で、最後にばるぼらさんは「歴史は繰り返す」ということを言ってこの本を閉じた存在にしてるんだよね。これがスゲエ。インターネットは終わりだ! ということだ。そうやって書いていたのは、そういうことなのだ。ここまでは終わり、これから先は新たな歴史が紡がれますという終わりじゃないんだ。ということでこの本に殺されないように、この本が閉じさせたループを脱するインターネットが! または! この本が閉じさせたループを越える見立てを用意してインターネットを読み解き、ループを無効化する本が! 登場すれば、たぶん最高だし、この本の著者にだって、きっとうれしいことってないんじゃないかと思う! はっきり言ってメチャメチャ挑戦されているのである。

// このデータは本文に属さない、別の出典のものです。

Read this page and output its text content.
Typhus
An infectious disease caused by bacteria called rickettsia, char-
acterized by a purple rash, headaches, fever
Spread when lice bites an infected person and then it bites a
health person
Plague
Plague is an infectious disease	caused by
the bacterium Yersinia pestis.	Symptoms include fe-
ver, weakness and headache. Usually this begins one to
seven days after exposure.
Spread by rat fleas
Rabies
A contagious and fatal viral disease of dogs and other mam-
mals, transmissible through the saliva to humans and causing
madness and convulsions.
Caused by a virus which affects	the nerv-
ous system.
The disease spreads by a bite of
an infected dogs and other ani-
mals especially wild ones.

ということで、この本をぜひ買うべきだとかそういうことをここまで一切書けなかったので驚愕した。買おう! 教科書には載らないニッポンのインターネットの歴史教科書! いいから買えよお前。電車男より売れるがいいと思うよ! そしたら面白いのにねえ。

 

 

読む男 #41

ああそうかわかった。ブログに期待を込めて文章を書く人たち・本は、「発言者にとってのブログ」「芸術家とか文化人とか学術研究者にとってのブログ」という書き方をしないから、えーって思うのかもね。そういう自覚すら欠けてると、盲目的に自分たちのいる場所を「普通ですね」と語っているだけに見えるってことで、つーかブログを語ってもいないということで、それははたして本として楽しいのか? つーか「詩と批評」の「批評」になってるのか? とか思って、んで、たまたまヤンマガを見て、ヤンマガではそんなこととは全く関係なく、全く別のリアルがかなり戦略的に、スピード感を持って提示されていて、そっちの方になるほどな、と思ったんだ。ということが言いたかったんではないかと私は私を見て思った。